The user can configure the Ethernet adapter by setting some registry keys. The registry keys may affect Ethernet performance.

Procedure_Heading_Icon-version-1-modificationdate-1707223733547-api-v2.PNG

To improve performance, activate the performance tuning tool as follows:

  1. Start the "Device Manager" (open a command line window and enter: devmgmt.msc).

  2. Open "Network Adapters".

  3. Right click the relevant Ethernet adapter and select Properties.

  4. Select the "Advanced" tab

  5. Modify performance parameters (properties) as desired.

Performance Known Issues

  • On Intel I/OAT supported systems, it is highly recommended to install and enable the latest I/OAT driver (download from www.intel.com).

  • With I/OAT enabled, sending 256-byte messages or larger will activate I/OAT. This will cause a significant latency increase due to I/OAT algorithms. On the other hand, throughput will increase significantly when using I/OAT.

Ethernet Bandwidth Improvements

Procedure_Heading_Icon-version-1-modificationdate-1707223733547-api-v2.PNG

To improve Ethernet Bandwidth:

  1. Check you are running on the closest NUMA.

    1. In the PowerShell run: Get-NetAdapterRss -Name "adapter name"

      Ethernet_Bandwidth-version-1-modificationdate-1707223734143-api-v2.png

    2. Validate that the IndirectionTable CPUs are located at the closest NUMA.
      As illustrated in the figure above, the CPUs are 0:0 - 0:7, CPU 0 -7 and the distance from the NUMA is 0, 0:0/0 - 0:7/0, unlike CPU 14-27/32767.

    3. If the CPUs are not close to the NUMEA, change the "RSS Base Processor Number" and "RSS Max Processor Number" settings under the Advance tab to point to the closest CPUs.

      Warning

      For high performance, it is recommended to work with at least 8 processors.

  2. Check the Ethernet bandwidth, run ntttcp.exe.
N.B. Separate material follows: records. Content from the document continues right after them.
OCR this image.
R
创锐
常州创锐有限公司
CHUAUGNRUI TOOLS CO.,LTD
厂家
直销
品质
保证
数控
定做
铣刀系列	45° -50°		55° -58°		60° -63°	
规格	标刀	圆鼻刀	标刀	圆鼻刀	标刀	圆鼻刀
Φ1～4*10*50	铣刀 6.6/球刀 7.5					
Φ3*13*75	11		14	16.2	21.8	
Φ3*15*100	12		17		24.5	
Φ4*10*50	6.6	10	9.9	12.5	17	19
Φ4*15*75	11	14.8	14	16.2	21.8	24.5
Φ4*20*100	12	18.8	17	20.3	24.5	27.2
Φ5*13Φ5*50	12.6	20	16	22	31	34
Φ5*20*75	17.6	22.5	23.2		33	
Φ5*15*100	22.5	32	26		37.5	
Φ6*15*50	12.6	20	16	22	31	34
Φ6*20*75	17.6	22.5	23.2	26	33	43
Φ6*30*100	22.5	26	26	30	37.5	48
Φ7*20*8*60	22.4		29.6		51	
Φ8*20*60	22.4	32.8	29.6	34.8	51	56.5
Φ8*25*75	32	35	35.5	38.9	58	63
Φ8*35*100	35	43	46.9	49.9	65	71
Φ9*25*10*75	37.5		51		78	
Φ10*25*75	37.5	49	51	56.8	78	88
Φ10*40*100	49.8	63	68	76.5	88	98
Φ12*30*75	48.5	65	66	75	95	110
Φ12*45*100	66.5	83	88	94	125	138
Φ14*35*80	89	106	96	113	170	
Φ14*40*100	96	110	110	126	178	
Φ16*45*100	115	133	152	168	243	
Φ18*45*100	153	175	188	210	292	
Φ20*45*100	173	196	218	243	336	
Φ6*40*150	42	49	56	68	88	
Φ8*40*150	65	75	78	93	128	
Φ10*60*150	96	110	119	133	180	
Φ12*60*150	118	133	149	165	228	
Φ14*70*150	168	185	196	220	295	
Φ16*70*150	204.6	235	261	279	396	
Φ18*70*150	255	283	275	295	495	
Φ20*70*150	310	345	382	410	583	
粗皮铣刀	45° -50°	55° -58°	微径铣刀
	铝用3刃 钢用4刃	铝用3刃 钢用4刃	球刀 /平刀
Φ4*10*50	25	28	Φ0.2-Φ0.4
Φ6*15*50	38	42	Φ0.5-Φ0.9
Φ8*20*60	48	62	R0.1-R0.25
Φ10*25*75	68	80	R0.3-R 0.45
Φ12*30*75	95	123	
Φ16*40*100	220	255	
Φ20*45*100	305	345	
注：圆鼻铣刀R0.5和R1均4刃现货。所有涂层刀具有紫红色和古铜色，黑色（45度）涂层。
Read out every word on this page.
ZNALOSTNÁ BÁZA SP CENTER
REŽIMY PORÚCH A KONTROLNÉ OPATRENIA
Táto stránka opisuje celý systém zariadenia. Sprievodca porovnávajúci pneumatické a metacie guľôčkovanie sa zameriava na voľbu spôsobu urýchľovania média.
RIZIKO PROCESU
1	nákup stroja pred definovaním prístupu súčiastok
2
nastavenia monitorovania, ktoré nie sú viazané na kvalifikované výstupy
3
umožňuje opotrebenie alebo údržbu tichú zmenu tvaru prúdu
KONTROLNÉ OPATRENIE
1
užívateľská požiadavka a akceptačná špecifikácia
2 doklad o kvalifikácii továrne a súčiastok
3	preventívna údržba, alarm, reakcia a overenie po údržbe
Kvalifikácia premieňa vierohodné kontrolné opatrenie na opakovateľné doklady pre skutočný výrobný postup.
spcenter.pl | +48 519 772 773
  • Server side: ntttcp -r -m 32,*,server_ip

  • Client side: ntttcp -s -m 32,*,server_ip

IPoIB Performance Tuning

The user can configure the IPoIB adapter by setting some registry keys. The registry keys may affect IPoIB performance.

Procedure_Heading_Icon-version-1-modificationdate-1707223733547-api-v2.PNG

To improve performance, activate the performance tuning tool as follows:

  1. Start the "Device Manager" (open a command line window and enter: devmgmt.msc).

  2. Open "Network Adapters".

  3. Right click the relevant IPoIB adapter and select Properties.

  4. Select the "Advanced" tab

  5. Modify performance parameters (properties) as desired.

The following is a list of key parameters for performance tuning.

Parameter

Description

Additional Options

Jumbo Packet

The maximum available size of the transfer unit, also known as the Maximum Transmission Unit (MTU). The MTU of a network can have a substantial impact on performance. A 4K MTU size improves performance for short messages, since it allows the OS to coalesce many small messages into a large one.

Valid MTU values range for an Ethernet driver is between 614 and 9614.

Note: All devices on the same physical network, or on the same logical network, must have the same MTU. This is applicable to the SoC MTU when using BlueField devices as well.

-

Receive Buffers

The number of receive buffers (default 512).

-

Send Buffers

The number of sent buffers (default 2048).

-

Performance Options

Configures parameters that can improve adapter performance.

Interrupt Moderation

Moderates or delays the interrupts’ generation. Hence, optimizes network throughput and CPU utilization (default Enabled).

  • When the interrupt moderation is enabled, the system accumulates interrupts and sends a single interrupt rather than a series of interrupts. An interrupt is generated after receiving 5 packets or after 10ms from the first packet received. It improves performance and reduces CPU load however, it increases latency.

  • When the interrupt moderation is disabled, the system generates an interrupt each time a packet is received or sent. In this mode, the CPU utilization data rates increase, as the system handles a larger number of interrupts. However, the latency decreases as the packet is handled faster.

Receive Side Scaling (RSS Mode)

Improves incoming packet processing performance. RSS enables the adapter port to utilize the multiple CPUs in a multi-core system for receiving incoming packets and steering them to the designated destination. RSS can significantly improve the number of transactions, the number of connections per second, and the network throughput.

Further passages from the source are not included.